Если логика MAD до сих пор работала, это происходило потому, что только у ограниченного числа участников имелся потенциал для полного уничтожения друг друга, и в этом отношении ситуация была сбалансированной. Тем не менее это равновесие может быть подорвано за счет увеличения количества структур, которые способны нести в себе смертельную опасность. По этой причине ядерные державы договорились о сотрудничестве, направленном на то, чтобы ядерный клуб оставался небольшим. Вследствие чего по итогам переговоров, проведенных в конце шестидесятых годов прошлого века, был заключен Договор о нераспространении ядерного оружия (ДНЯО).
Советский Союз и Соединенные Штаты, пусть и не соглашаясь по большинству других вопросов, понимали, что их лучшая защита состоит в том, чтобы оставаться уязвимыми по отношению друг к другу. Это привело к принятию Договора по противоракетной обороне (ПРО), который фактически ограничивает право принимать меры по защите от доставляемого ракетами ядерного оружия. Но, когда разрушительный потенциал больше не ограничивается горсткой организаций, обладающих в большой степени сходными ресурсами, тактики и интерес к созданию доктрин, направленных на предотвращение эскалации, такие, как взаимное гарантированное уничтожение, становятся менее актуальными.

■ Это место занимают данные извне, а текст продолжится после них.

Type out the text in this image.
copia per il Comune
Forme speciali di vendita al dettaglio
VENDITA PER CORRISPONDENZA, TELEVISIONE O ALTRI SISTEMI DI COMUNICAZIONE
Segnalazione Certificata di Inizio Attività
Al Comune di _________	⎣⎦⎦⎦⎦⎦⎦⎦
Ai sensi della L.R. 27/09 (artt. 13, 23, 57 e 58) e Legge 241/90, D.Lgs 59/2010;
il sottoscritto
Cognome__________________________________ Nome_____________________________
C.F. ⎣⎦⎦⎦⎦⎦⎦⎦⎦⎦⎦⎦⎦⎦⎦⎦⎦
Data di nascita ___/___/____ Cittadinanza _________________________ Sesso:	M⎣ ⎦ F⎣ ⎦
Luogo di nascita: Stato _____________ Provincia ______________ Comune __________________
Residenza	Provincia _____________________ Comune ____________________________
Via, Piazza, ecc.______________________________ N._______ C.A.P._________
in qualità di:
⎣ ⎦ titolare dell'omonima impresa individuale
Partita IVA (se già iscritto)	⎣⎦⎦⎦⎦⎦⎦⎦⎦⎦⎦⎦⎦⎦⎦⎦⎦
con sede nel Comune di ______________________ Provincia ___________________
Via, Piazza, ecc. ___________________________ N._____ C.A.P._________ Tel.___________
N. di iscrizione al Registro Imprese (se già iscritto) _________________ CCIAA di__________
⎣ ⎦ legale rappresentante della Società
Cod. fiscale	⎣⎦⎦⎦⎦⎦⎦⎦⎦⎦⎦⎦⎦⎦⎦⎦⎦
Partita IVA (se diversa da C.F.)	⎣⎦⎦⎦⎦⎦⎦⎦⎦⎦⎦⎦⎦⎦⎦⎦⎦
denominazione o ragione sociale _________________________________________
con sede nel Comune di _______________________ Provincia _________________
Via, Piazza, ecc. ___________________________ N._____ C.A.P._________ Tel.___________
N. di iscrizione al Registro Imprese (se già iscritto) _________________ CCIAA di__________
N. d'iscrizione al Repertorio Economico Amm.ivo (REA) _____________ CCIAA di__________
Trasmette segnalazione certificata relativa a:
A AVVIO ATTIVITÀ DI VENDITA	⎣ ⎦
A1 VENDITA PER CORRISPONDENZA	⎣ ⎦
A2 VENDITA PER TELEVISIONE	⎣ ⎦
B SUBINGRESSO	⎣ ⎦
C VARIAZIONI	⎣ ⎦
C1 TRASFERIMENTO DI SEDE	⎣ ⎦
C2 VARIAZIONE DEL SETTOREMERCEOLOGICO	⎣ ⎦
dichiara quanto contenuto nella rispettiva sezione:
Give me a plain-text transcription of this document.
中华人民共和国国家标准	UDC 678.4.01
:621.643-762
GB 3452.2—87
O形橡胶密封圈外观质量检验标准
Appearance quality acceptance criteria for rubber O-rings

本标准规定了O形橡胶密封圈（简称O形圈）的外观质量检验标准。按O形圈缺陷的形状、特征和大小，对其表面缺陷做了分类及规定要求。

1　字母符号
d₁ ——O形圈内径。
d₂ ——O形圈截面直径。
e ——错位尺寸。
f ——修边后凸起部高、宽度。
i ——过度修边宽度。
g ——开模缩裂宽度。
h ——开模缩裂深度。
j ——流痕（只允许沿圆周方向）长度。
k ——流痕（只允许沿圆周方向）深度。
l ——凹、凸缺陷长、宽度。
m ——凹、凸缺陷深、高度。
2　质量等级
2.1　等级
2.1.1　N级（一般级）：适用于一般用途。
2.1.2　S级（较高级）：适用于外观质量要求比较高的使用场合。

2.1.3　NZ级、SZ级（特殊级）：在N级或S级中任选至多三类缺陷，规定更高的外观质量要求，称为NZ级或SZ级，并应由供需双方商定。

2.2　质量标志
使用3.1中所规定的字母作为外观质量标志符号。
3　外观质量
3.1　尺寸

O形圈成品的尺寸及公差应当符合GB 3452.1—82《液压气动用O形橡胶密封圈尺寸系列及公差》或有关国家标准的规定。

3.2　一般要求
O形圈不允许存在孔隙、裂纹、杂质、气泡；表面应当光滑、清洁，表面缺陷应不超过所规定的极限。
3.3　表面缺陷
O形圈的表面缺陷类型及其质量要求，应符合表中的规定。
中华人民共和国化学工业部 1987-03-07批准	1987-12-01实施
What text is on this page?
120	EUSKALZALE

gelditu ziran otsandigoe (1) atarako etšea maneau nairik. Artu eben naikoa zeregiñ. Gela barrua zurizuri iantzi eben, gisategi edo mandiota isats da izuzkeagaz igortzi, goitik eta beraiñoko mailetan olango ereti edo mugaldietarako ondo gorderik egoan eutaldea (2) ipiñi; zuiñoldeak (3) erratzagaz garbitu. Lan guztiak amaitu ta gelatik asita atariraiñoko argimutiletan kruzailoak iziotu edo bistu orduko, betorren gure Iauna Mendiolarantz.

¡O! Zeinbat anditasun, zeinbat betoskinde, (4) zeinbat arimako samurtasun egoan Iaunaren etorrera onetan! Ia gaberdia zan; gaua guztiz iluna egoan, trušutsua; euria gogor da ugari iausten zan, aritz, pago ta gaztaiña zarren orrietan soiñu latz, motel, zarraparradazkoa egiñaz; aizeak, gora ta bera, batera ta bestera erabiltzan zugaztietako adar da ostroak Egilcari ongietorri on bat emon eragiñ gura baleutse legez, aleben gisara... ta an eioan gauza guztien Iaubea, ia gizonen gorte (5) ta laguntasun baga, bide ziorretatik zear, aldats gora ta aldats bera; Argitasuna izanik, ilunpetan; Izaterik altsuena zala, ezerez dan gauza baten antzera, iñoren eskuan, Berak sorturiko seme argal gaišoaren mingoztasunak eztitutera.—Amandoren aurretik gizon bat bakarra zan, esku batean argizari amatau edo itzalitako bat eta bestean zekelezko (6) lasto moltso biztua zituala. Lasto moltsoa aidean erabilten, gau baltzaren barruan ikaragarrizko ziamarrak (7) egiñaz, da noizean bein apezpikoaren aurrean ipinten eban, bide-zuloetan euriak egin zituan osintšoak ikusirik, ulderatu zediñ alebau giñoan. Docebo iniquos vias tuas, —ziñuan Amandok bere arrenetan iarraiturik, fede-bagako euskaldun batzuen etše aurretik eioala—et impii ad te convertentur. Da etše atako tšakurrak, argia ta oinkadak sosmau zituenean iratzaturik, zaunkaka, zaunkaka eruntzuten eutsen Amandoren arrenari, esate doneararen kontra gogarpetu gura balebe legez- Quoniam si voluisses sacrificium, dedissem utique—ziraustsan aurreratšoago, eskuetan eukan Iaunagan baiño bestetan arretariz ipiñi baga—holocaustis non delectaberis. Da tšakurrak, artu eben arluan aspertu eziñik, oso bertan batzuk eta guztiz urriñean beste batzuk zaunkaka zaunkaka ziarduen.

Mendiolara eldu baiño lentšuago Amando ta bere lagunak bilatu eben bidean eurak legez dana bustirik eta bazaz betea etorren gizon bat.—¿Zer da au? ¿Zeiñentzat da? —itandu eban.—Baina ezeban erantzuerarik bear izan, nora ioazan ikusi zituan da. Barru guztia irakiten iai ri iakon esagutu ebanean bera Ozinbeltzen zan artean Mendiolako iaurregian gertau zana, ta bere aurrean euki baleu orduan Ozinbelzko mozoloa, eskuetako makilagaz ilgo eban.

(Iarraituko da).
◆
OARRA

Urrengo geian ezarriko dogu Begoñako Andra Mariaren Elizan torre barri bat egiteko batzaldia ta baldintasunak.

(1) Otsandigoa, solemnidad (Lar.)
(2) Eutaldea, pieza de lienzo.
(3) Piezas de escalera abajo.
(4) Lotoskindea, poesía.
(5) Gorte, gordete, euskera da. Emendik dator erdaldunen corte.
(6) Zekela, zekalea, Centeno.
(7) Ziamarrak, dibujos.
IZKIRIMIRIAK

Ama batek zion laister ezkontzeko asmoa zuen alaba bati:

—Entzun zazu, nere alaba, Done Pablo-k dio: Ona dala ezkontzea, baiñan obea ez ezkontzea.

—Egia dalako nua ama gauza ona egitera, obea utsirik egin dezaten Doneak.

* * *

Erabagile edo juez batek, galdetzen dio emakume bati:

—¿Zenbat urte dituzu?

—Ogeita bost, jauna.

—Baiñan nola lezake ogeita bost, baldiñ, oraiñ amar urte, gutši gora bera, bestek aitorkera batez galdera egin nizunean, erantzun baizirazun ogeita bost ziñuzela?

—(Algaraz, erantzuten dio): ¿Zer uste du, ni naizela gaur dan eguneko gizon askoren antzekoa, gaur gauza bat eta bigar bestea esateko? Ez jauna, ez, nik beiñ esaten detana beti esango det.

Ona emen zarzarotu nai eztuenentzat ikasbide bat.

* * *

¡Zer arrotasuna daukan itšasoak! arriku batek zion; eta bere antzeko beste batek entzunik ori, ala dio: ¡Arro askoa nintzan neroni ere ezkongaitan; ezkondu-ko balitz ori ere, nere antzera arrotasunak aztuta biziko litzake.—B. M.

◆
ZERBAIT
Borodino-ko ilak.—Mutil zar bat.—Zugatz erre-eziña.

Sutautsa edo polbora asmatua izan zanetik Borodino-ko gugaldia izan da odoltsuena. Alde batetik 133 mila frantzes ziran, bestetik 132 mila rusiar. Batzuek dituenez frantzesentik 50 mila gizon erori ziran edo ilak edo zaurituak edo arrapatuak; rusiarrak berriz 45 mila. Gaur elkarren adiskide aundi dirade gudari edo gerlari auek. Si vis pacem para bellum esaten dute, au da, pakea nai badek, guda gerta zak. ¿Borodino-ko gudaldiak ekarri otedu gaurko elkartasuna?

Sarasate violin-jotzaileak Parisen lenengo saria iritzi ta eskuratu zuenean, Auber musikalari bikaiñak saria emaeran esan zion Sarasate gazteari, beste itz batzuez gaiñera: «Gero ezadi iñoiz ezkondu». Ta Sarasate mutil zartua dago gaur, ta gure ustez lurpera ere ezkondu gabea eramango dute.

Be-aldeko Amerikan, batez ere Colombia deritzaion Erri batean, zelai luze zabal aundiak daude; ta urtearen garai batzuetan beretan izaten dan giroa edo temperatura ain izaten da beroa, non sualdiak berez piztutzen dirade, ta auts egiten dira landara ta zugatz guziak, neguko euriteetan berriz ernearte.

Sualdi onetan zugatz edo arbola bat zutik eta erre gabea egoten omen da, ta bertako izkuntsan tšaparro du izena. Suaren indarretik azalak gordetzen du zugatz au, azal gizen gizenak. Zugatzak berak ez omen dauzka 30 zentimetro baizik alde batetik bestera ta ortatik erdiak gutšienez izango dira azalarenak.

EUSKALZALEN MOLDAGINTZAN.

Опираясь на те изменения, которые предвещает нам четвертая промышленная революция, сможем ли мы достичь какого-либо альтернативного равновесия, которое аналогичным образом превращало бы уязвимость в залог безопасности и стабильности? Действующие стороны, имеющие очень разные точки зрения и интересы, должны быть в состоянии заключить какое-то временное соглашение и сотрудничать для противодействия негативному развитию.